Responsible AI is an approach to assessing, developing, and deploying AI systems in a safe, trustworthy, and ethical manner, and take responsible decisions and actions (source: Responsible AI toolbox is available at Microsoft’s Github ).

Azure ML has provided users with collection of model and data exploration with the Studio user interface. But it also provides compatible solutions with Azure ML and Python package responsibleai. With the help of widgets, we will create an sample of dashboard to explore the solution with assessing the responsible decisions and actions.

Create a new Notebook and do all the needed installations of packages! Once you install the raiwidgets, make sure to restart the kernel!

I am using Python 3.8 with AzureML kernel! And installation process is flawless.

Fig 1: Providing needed python packages

I am using Adult dataset with income as Y-variable and all other demographic variables (X-variables) to use in formula to train and test the model.

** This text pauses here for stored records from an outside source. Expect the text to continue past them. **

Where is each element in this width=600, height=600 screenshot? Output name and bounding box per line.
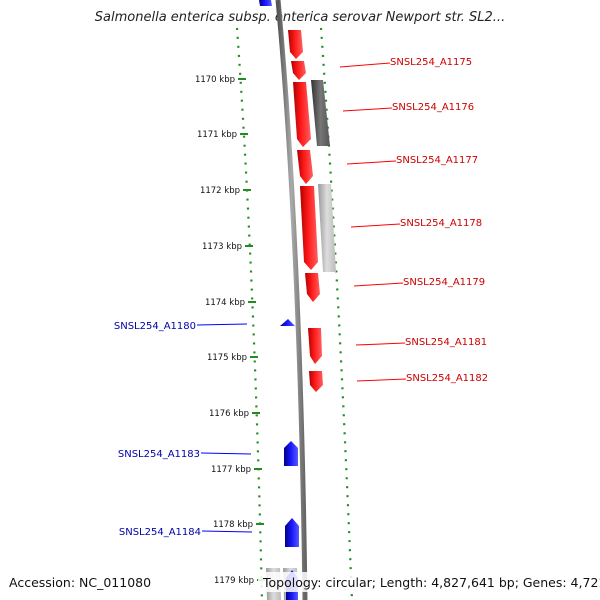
reverse-genes — [280, 319, 299, 600]
forward-genes — [288, 30, 323, 392]
gene-label: SNSL254_A1181 — [405, 337, 487, 348]
gene-label: SNSL254_A1177 — [396, 155, 478, 166]
gene-leader-line — [350, 223, 401, 228]
footer-info: Topology: circular; Length: 4,827,641 bp… — [262, 575, 600, 590]
footer-info-bg — [258, 572, 598, 592]
gene-arrow-a1174 — [288, 30, 303, 59]
gene-leader-line — [346, 160, 397, 165]
gene-leader-line — [196, 323, 248, 326]
gene-label: SNSL254_A1176 — [392, 102, 474, 113]
gene-arrow-a1176 — [293, 82, 311, 147]
footer-accession-bg — [4, 572, 154, 592]
tick-label: 1179 kbp — [214, 576, 254, 586]
kbp-ticks: 1170 kbp 1171 kbp 1172 kbp 1173 kbp 1174 kbp… — [195, 75, 265, 586]
gene-leader-line — [339, 62, 391, 68]
gene-label: SNSL254_A1182 — [406, 373, 488, 384]
footer-accession: Accession: NC_011080 — [9, 575, 151, 590]
tick-label: 1178 kbp — [213, 520, 253, 530]
tick-label: 1172 kbp — [200, 186, 240, 196]
gene-label: SNSL254_A1179 — [403, 277, 485, 288]
outer-dotted-guide-right — [319, 27, 354, 600]
tick-label: 1175 kbp — [207, 353, 247, 363]
tick-label: 1173 kbp — [202, 242, 242, 252]
gene-leader-line — [355, 342, 406, 346]
tick-label: 1177 kbp — [211, 465, 251, 475]
gene-leader-line — [342, 107, 393, 112]
gene-arrow-a1175 — [291, 61, 306, 80]
gene-labels: SNSL254_A1175 SNSL254_A1176 SNSL254_A1177 S… — [114, 57, 488, 538]
gene-leader-line — [356, 378, 407, 382]
gene-arrow-a1182 — [309, 371, 323, 392]
tick-label: 1170 kbp — [195, 75, 235, 85]
gene-arrow-a1180 — [280, 319, 295, 326]
gene-label: SNSL254_A1178 — [400, 218, 482, 229]
gene-label: SNSL254_A1180 — [114, 321, 196, 332]
gene-label: SNSL254_A1184 — [119, 527, 201, 538]
feature-gray-light — [318, 184, 336, 272]
gene-arrow-a1177 — [297, 150, 313, 184]
gene-arrow-a1183 — [284, 441, 298, 466]
gene-arrow-a1184 — [285, 518, 299, 547]
feature-gray-dark — [311, 80, 330, 146]
map-title: Salmonella enterica subsp. enterica sero… — [95, 10, 505, 25]
tick-label: 1174 kbp — [205, 298, 245, 308]
tick-label: 1171 kbp — [197, 130, 237, 140]
outer-dotted-guide-left — [235, 27, 264, 600]
tick-label: 1176 kbp — [209, 409, 249, 419]
tick-guide-lines — [235, 27, 354, 600]
gene-arrow-a1181 — [308, 328, 322, 364]
gene-leader-line — [200, 452, 252, 455]
gene-leader-line — [353, 282, 404, 287]
gene-label: SNSL254_A1175 — [390, 57, 472, 68]
feature-blue-top — [259, 0, 272, 6]
gene-leader-line — [201, 530, 253, 533]
gene-arrow-a1178 — [300, 186, 318, 270]
gene-label: SNSL254_A1183 — [118, 449, 200, 460]
genome-backbone — [275, 0, 308, 600]
gene-arrow-a1179 — [305, 273, 320, 302]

Fig 2: outline of the dataset

And I will be using following code to split and train the model:

def create_classification_pipeline(X):
    pipe_cfg = {
        'num_cols': X.dtypes[X.dtypes == 'int64'].index.values.tolist(),
        'cat_cols': X.dtypes[X.dtypes == 'object'].index.values.tolist(),
    }
    num_pipe = Pipeline([
        ('num_imputer', SimpleImputer(strategy='median')),
        ('num_scaler', StandardScaler())
    ])
    cat_pipe = Pipeline([
        ('cat_imputer', SimpleImputer(strategy='constant', fill_value='?')),
        ('cat_encoder', OneHotEncoder(handle_unknown='ignore', sparse=False))
    ])
    feat_pipe = ColumnTransformer([
        ('num_pipe', num_pipe, pipe_cfg['num_cols']),
        ('cat_pipe', cat_pipe, pipe_cfg['cat_cols'])
    ])

    # Append classifier to preprocessing pipeline.
    # Now we have a full prediction pipeline.
    pipeline = Pipeline(steps=[('preprocessor', feat_pipe),
                               ('model', LGBMClassifier(random_state=0))])

    return pipeline

target_feature = 'income'
categorical_features = ['workclass', 'education', 'marital-status',
                        'occupation', 'relationship', 'race', 'gender', 'native-country']


train_data = pd.read_csv('adult-train.csv', skipinitialspace=True)
test_data = pd.read_csv('adult-test.csv', skipinitialspace=True)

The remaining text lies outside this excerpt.